Argentinian diplomat, writer and journalist

Vicente Gregorio Quesada (April 5, 1830 in Buenos Aires; † 1913) was an Argentine diplomat.

== Life ==
Quesada studied law at the University of Buenos Aires, obtaining his degree in 1850. He published articles in newspapers from Montevideo and Buenos Aires, addressing the fall of Juan Manuel de Rosas in 1852. On June 1, 1858, his son Ernesto Quesada was born in Buenos Aires. In 1860, Vicente Quesada founded the journal Revista del Paraná, and in 1864, the Revista de Buenos Aires. From 1871 to 1875, Vicente G. Quesada served as the director of the National Library of Argentina. He donated numerous works acquired during his travels and improved the library’s infrastructure and was hired by the Argentine Government to create texts in favor of their argument in the East Patagonia, Tierra del Fuego and Strait of Magellan dispute.

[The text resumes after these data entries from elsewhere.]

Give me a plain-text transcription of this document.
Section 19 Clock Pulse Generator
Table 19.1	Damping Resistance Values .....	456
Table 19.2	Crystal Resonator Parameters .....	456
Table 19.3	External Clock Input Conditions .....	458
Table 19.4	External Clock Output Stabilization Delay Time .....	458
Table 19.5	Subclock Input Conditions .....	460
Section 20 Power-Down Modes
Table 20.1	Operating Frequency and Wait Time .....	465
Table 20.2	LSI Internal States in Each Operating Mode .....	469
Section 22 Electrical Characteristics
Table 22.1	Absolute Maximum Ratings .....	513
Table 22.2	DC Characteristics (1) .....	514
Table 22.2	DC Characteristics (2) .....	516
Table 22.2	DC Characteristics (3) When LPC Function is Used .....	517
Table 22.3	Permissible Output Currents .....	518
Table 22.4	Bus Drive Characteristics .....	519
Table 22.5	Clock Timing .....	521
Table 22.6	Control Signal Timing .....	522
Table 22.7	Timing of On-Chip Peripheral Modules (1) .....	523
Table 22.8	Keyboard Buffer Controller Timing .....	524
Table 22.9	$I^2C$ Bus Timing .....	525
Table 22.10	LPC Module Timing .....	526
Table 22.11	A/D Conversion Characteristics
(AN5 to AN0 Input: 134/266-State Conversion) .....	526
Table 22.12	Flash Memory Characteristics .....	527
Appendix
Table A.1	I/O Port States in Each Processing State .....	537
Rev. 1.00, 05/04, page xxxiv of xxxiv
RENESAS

There was a controversy about his transcription of the 1534 Royal Decree of Pedro de Mendoza in which he changes the word "hacia" to "hasta" which in the text changed the meaning from "in direction to the Strait of Magellan" (to the south without reaching the pass) of Mendoza's domain to "to the Strait".

== Publications ==
- Patagonia and the Southern Lands of the American Continent, 1875, Buenos Aires
- Crime and Atonement. Chronicle of the Imperial Town of Potosí.